Jesus criticizes the Pharisees, not for being too strict, but for leaving themselves too many loopholes to evade the clear word of God. Jesus tells his audience to do what the Pharisees teach, but not what they practice (Matthew 23:2). They weasel out of oaths (Matthew 23:16-19). They weasel out of care for their parents (Mark 7:10-13). They meticulously tithe, but neglect justice, mercy, and faith (Matthew 23:23); Jesus responds that he wants to see both committed giving and committed living.

You think the Pharisees were prudes? Think again!  The Pharisees proclaimed: “No man may abstain from the command, Be fruitful and multiply, unless he already has children” (Mishnah, Yebamoth 6:6). The Pharisees even specified how often a husband was obligated to have sex with his wife: every day if he was not employed, twice a week for laborers, once a week for donkey drivers, once a month for camel drivers, and once every six months for sailors (Mishnah, Ketuboth 5:6).

Yes, the Pharisees were elitists. But so were the Sadducees. And Qumran was even more elitist. Yet amazingly, in disputes between these parties (such as how to celebrate the Jewish holidays), the common people in Jesus’ day sided with…the Pharisees! Only John the Baptist and Jesus led movements that were open to all who were willing to come and follow.

Josephus says in his Antiquities 23:12-17 that the Pharisees are “extremely influential among the townsfolk, and all prayers and sacred rites of divine worship are performed according to their exposition,” and even the Sadducees “submit to the formulas of the Pharisees, since otherwise the masses would not tolerate them.”  In Antiquities 13:298, he says, “The Sadducees have the confidence of the wealthy alone, but no following among the general populace.”

As an example, the Tosefta (Sukkah 3:1) tells of an incident where the Sadducees hid the willow branches to be used for the Feast of Tabernacles under a pile of stones to keep them from being used on the Sabbath. The common people found out and unburied the willows, because they sided with the Pharisees, who said that the beating of the willow branches takes precedence over the Sabbath.

Pharisees and Sadducees disagreed on how to apply the penalty against a false witness in a capital case (Mishnah, Makkoth 1:6). The Sadducees said the innocent person had to be executed first, while the Pharisees said the false witness can be executed on intention alone, even if he is caught before the original accused is executed.

The two groups argued about the wording of divorce documents. A Sadducee complained, “You Pharisees write the name of the secular ruler together with the name of Moses in a bill of divorce!” The Pharisees responded, “You Sadducees write the name of the secular ruler together with the name of God on the same page, and you put the ruler first, then God!” (Mishnah, Yadayim 4:8)
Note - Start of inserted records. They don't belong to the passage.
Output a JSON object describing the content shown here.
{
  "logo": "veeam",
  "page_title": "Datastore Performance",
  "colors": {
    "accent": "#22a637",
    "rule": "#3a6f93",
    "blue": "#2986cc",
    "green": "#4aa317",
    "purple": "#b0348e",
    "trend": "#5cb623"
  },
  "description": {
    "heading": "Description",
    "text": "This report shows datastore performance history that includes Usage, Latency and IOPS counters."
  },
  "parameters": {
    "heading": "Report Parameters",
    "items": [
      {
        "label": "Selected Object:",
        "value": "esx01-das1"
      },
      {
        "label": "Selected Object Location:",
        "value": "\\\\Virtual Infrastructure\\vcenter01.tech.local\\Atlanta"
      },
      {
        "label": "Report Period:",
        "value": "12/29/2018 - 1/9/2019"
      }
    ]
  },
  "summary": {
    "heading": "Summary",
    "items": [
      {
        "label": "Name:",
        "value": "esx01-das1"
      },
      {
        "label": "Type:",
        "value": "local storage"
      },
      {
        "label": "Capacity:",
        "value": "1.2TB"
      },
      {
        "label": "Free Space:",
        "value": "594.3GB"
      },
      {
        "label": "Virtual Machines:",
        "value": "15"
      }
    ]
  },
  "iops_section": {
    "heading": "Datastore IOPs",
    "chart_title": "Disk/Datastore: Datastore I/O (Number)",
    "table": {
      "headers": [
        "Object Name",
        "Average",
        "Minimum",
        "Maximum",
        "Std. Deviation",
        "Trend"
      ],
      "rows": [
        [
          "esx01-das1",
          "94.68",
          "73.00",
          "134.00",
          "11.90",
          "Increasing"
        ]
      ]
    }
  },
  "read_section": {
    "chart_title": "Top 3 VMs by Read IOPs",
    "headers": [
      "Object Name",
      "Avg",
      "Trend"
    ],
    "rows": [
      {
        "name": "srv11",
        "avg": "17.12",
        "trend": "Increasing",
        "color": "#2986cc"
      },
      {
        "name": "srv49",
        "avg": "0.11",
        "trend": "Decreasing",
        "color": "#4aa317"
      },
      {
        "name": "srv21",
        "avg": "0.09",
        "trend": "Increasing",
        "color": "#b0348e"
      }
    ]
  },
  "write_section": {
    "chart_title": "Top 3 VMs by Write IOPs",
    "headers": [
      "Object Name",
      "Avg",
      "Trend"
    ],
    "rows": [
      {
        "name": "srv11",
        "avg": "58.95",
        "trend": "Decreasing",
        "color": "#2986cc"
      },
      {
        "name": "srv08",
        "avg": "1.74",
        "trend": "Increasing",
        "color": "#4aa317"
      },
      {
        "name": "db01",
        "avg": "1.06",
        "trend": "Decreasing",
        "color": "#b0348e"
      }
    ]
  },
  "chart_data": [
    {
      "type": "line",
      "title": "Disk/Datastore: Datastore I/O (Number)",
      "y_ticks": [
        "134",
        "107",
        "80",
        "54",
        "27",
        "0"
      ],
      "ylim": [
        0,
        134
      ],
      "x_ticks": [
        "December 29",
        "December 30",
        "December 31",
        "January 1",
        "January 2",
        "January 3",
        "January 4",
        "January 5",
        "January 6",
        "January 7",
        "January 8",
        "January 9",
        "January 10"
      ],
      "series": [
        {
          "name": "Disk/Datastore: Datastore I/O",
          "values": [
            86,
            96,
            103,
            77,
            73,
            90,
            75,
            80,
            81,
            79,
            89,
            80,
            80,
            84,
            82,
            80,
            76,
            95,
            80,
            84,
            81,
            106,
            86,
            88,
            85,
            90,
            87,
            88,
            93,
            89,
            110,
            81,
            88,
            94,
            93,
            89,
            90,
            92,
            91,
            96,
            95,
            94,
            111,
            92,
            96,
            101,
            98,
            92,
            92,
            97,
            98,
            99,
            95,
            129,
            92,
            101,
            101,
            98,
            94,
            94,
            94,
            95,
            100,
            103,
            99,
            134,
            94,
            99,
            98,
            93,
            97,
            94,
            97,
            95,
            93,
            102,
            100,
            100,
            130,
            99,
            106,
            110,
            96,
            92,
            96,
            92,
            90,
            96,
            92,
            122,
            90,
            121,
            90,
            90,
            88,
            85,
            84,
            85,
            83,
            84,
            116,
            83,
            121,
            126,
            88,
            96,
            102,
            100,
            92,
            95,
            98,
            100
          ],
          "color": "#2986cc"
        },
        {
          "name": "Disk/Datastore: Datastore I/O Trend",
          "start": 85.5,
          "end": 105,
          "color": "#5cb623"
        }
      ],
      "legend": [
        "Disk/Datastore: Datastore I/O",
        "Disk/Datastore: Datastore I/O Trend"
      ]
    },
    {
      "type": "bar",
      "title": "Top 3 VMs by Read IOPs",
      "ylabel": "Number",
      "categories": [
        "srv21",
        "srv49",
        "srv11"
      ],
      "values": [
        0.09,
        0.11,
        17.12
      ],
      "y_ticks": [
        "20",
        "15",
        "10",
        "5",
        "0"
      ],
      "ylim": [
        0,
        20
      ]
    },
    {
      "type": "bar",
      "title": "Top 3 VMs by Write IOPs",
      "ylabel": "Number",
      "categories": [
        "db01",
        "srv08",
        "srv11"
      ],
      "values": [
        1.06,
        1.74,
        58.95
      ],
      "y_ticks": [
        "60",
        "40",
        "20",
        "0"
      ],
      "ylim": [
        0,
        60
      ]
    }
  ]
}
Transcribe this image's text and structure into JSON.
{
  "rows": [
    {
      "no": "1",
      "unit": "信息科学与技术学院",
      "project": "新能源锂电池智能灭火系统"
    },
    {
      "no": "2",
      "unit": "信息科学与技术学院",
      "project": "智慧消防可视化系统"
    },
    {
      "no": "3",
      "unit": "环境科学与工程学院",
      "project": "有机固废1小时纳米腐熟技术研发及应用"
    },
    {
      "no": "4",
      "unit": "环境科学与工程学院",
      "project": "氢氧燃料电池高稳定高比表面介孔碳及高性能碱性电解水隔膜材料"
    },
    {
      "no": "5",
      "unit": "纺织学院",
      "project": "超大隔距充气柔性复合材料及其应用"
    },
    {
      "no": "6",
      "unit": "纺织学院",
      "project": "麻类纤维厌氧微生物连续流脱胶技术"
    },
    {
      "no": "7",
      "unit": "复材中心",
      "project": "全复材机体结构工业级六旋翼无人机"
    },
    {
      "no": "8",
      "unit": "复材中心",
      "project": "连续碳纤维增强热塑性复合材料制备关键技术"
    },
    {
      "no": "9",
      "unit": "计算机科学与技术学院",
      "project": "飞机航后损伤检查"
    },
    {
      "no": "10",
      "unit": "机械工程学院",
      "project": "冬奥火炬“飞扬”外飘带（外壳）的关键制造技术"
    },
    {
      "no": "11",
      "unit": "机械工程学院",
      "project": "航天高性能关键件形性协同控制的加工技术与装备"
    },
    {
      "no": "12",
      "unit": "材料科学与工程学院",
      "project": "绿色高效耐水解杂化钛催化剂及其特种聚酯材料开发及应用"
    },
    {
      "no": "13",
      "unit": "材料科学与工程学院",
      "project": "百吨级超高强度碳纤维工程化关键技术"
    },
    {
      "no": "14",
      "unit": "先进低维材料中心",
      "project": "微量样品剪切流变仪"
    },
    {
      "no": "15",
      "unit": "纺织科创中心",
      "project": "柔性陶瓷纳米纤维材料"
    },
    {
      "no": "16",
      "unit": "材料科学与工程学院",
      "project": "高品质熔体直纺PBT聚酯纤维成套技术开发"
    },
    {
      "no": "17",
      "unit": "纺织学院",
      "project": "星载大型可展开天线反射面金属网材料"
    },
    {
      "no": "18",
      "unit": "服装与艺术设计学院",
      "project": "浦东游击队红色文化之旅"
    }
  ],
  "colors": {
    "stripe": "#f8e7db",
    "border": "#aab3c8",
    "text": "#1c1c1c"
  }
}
In another dispute, we read, “The Sadducees say, We cry out against you, O Pharisees, for you declare clean an unbroken stream of liquid! The Pharisees say, We cry out against you, O Sadducees, for you declare clean a stream of water that comes from a cemetery!” (Mishnah, Yadayim 4:7)

In many ways, Jesus was closer to the Pharisees than to any other Jewish group. There is no recorded memory of any role of the Pharisees in Jesus’ execution. We read in Acts 15 that there were Pharisees who were following Jesus, but not Sadducees or people from Qumran. The harsh words we hear from Jesus about them in Matthew 23 are not anti-Semitic; they are part of an in-house debate over who is the more faithful Torah-teacher. We often reserve our harshest criticism for those who are most like us.

So this Easter, or wherever we may find them as we preach the Gospel story, let’s quit trashing the Pharisees. They were not the moral monsters that common misperception has made them to be. Let us remember that when Jerusalem fell, it was not the Sadducees, or the commune at Qumran, but the Pharisees who survived to pass their brand of Judaism down to us.